Perguntam-me não raras vezes:
- "Qual o livro de José Saramago que mais gostaste de ler?"
A resposta que pode ser dada a cada momento:
- "Impossível de dizer... não sei responder, não seria justo para com outros (livros) não nomeados. Mas uma coisa sempre soube. Uma obra de Saramago, enquanto "pseudo ser vivo" ou com "gente dentro" tem que me raptar, prender-me, não me deixar sair de dentro das suas páginas. Fazer de mim um refém, e só me libertar no final da leitura... mesmo ao chegar à última página. Aí, o "Eu" leitor que se mantém refém, liberta-se da "gente que a obra transporta dentro" e segue o seu caminho.
Mas segue um caminho que se faz caminhando, conjuntamente com mais uma família"

Rui Santos

domingo, 16 de julho de 2017

"A importância de dizer não, segundo José Saramago" de Maria João Caetano (DN 05/07/2017)

Recuperação da notícia da estreia da peça de teatro baseada na obra de José Saramago, via DN por Maria João Caetano (05/07/2017) aqui
em http://www.dn.pt/artes/interior/a-importancia-de-dizer-nao-segundo-jose-saramago-8612698.html

"Quatro companhias portuguesas juntaram-se para adaptar "História do Cerco de Lisboa", do Nobel. Espetáculo estreia hoje no Teatro Municipal Joaquim Benite, no Festival de Almada.

Raimundo Silva, revisor numa editora, solteiro, de 50 anos, é um homem apagado, daqueles funcionários que cumpre as suas tarefas sem dar muito nas vistas. Porém, ao ler uma obra intitulada História do Cerco de Lisboa, ele tem vontade de fazer uma alteração: introduzir um "não". Essa simples palavra iria implicar uma enorme mudança na história pois significaria que os Cruzados não teriam ajudado Afonso Henriques a conquistar Lisboa aos mouros, em 1147. Descoberto, Silva mete-se em apuros na editora. No processo, o revisor apaixona-se pela sua supervisora, Maria Sara, ao mesmo tempo que pensa como há de recontar a história do cerco num novo livro. A conquista amorosa desenrola-se a par da conquista dos portugueses aos mouros."

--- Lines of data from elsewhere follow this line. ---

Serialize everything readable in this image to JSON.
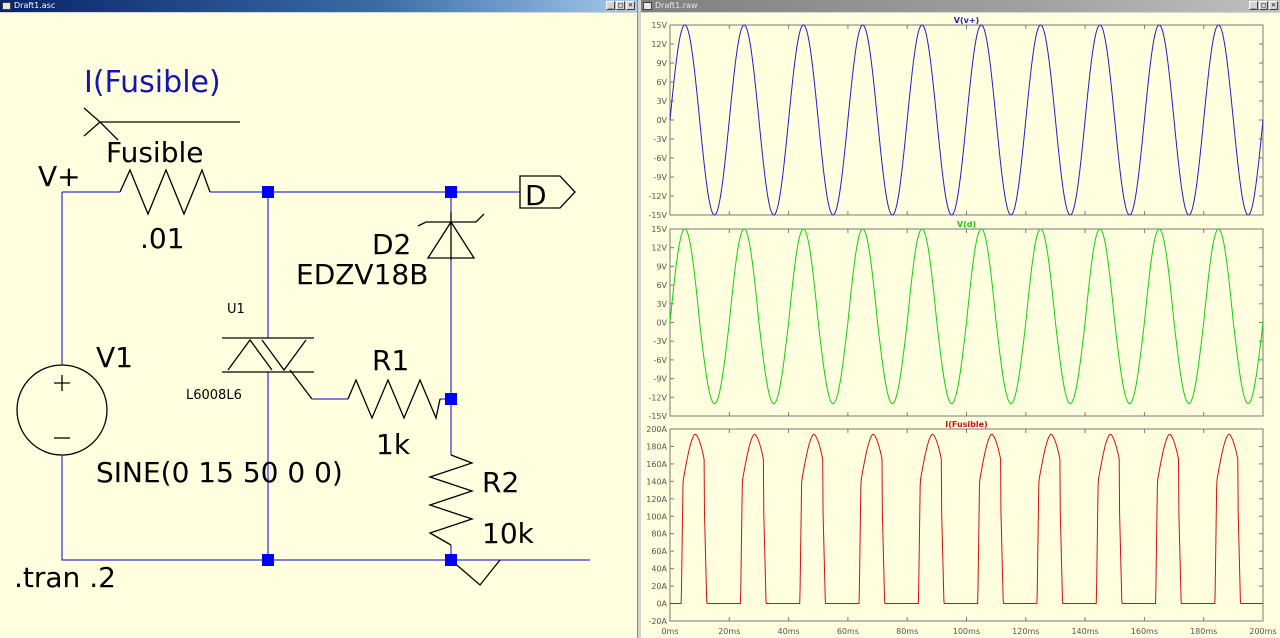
{
  "left_window": {
    "title": "Draft1.asc"
  },
  "right_window": {
    "title": "Draft1.raw"
  },
  "window_buttons": {
    "minimize": "_",
    "maximize": "□",
    "close": "×"
  },
  "schematic": {
    "probe_label": "I(Fusible)",
    "fuse_name": "Fusible",
    "fuse_value": ".01",
    "node_vplus": "V+",
    "flag_d": "D",
    "diode_name": "D2",
    "diode_model": "EDZV18B",
    "triac_name": "U1",
    "triac_model": "L6008L6",
    "r1_name": "R1",
    "r1_value": "1k",
    "r2_name": "R2",
    "r2_value": "10k",
    "source_name": "V1",
    "source_value": "SINE(0 15 50 0 0)",
    "directive": ".tran .2",
    "colors": {
      "wire": "#0000cc",
      "junction": "#0000ff",
      "text": "#000000",
      "probe": "#1414b4",
      "background": "#ffffe0"
    }
  },
  "x_axis": {
    "ticks": [
      "0ms",
      "20ms",
      "40ms",
      "60ms",
      "80ms",
      "100ms",
      "120ms",
      "140ms",
      "160ms",
      "180ms",
      "200ms"
    ]
  },
  "chart_data": [
    {
      "type": "line",
      "title": "V(v+)",
      "color": "#2020c8",
      "x_range_ms": [
        0,
        200
      ],
      "ylim": [
        -15,
        15
      ],
      "y_ticks": [
        "15V",
        "12V",
        "9V",
        "6V",
        "3V",
        "0V",
        "-3V",
        "-6V",
        "-9V",
        "-12V",
        "-15V"
      ],
      "waveform": {
        "shape": "sine",
        "amplitude": 15,
        "frequency_hz": 50
      }
    },
    {
      "type": "line",
      "title": "V(d)",
      "color": "#10d010",
      "x_range_ms": [
        0,
        200
      ],
      "ylim": [
        -15,
        15
      ],
      "y_ticks": [
        "15V",
        "12V",
        "9V",
        "6V",
        "3V",
        "0V",
        "-3V",
        "-6V",
        "-9V",
        "-12V",
        "-15V"
      ],
      "waveform": {
        "shape": "sine",
        "positive_peak": 15,
        "negative_peak": -13,
        "frequency_hz": 50
      }
    },
    {
      "type": "line",
      "title": "I(Fusible)",
      "color": "#d01010",
      "x_range_ms": [
        0,
        200
      ],
      "ylim": [
        -20,
        200
      ],
      "y_ticks": [
        "200A",
        "180A",
        "160A",
        "140A",
        "120A",
        "100A",
        "80A",
        "60A",
        "40A",
        "20A",
        "0A",
        "-20A"
      ],
      "waveform": {
        "shape": "half-wave pulses",
        "peak": 195,
        "frequency_hz": 50
      }
    }
  ]
}
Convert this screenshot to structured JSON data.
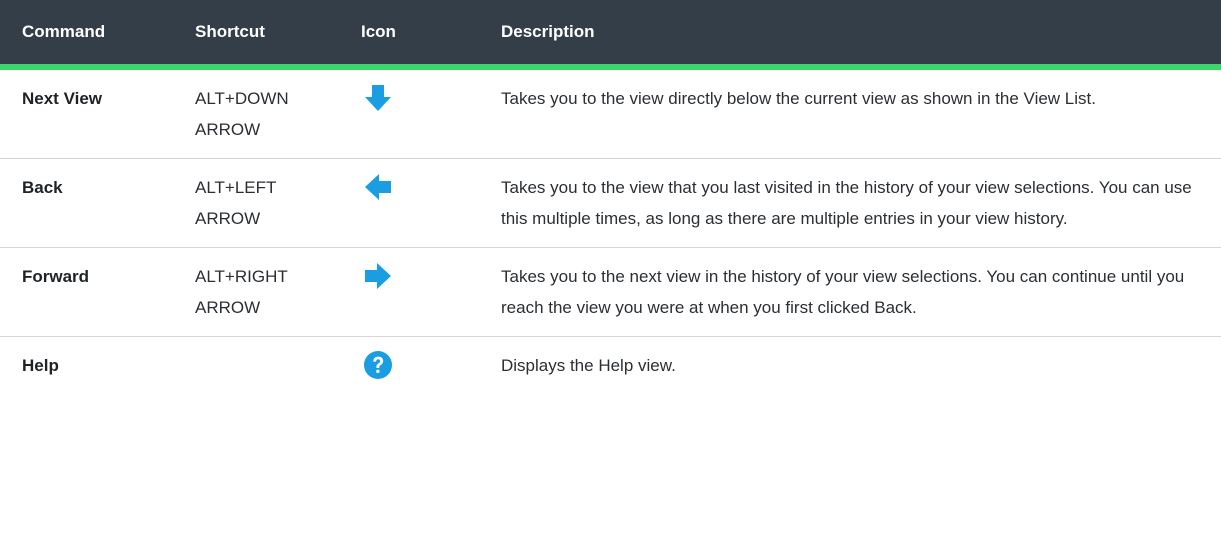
{
  "header": {
    "command": "Command",
    "shortcut": "Shortcut",
    "icon": "Icon",
    "description": "Description"
  },
  "colors": {
    "header_bg": "#333e48",
    "header_accent": "#3dd56d",
    "icon_blue": "#1a9ee1"
  },
  "rows": [
    {
      "command": "Next View",
      "shortcut": "ALT+DOWN ARROW",
      "icon": "arrow-down-icon",
      "description": "Takes you to the view directly below the current view as shown in the View List."
    },
    {
      "command": "Back",
      "shortcut": "ALT+LEFT ARROW",
      "icon": "arrow-left-icon",
      "description": "Takes you to the view that you last visited in the history of your view selections. You can use this multiple times, as long as there are multiple entries in your view history."
    },
    {
      "command": "Forward",
      "shortcut": "ALT+RIGHT ARROW",
      "icon": "arrow-right-icon",
      "description": "Takes you to the next view in the history of your view selections. You can continue until you reach the view you were at when you first clicked Back."
    },
    {
      "command": "Help",
      "shortcut": "",
      "icon": "help-icon",
      "description": "Displays the Help view."
    }
  ]
}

Nuno Pinto Fernandes / GLOBAL IMAGEBS

Nuno Pinto Fernandes / GLOBAL IMAGEBS

"Esta é, em traços largos, a História do Cerco de Lisboa, contada por José Saramago no livro de 1989, e que a dupla espanhola José Gabriel Antuñano (dramaturgia) e Ignacio García (encenação) transformou em espetáculo numa megaprodução de quatro companhias de teatro: ACTA - A Companhia de Teatro do Algarve, Companhia de Teatro de Almada, Companhia de Teatro de Braga e Teatro dos Aloés.

No palco, além das personagens da história, está também o próprio José Saramago, o narrador que no romance se revela em alguns momentos mas que aqui tem protagonismo: não só lhe ouvimos a voz inconfundível (são excertos de entrevistas) como ganha um corpo e uma presença constante com o ator Jorge Silva. "Interessou-me muito a sobreposição de planos - e esta é uma característica de muitos dos romances de Saramago", explica Ignacio García. "É como um conjuntos de matrioskas, as bonecas russas: Saramago escreve um romance sobre duas personagens, das quais uma é um romancista que está a escrever um livro e que tem as suas próprias personagens, Há um jogo de reflexos, histórias que se desenrolam em paralelo, em diferentes níveis, e que tanto no livro como no espetáculo vão lutando para captar a atenção do leitor/ espectador."

Nuno Pinto Fernandes / GLOBAL IMAGEBS

 Nuno Pinto Fernandes / GLOBAL IMAGEBS

Nuno Pinto Fernandes / GLOBAL IMAGEBS

"José Saramago é uma personagem que fala com todas as personagens, de todos os planos, e também fala com o público", explica José Gabriel Antuñano, responsável pela adaptação da obra do escritor português. E vai mais longe na interpretação: "As personagens não pertencem a um único mundo, pois estão todas na cabeça dos escritores (Saramago e Silva). Por um lado, são criadas pelo escritor, por outro, também influenciam o autor, esse jogo acontece aqui permanentemente."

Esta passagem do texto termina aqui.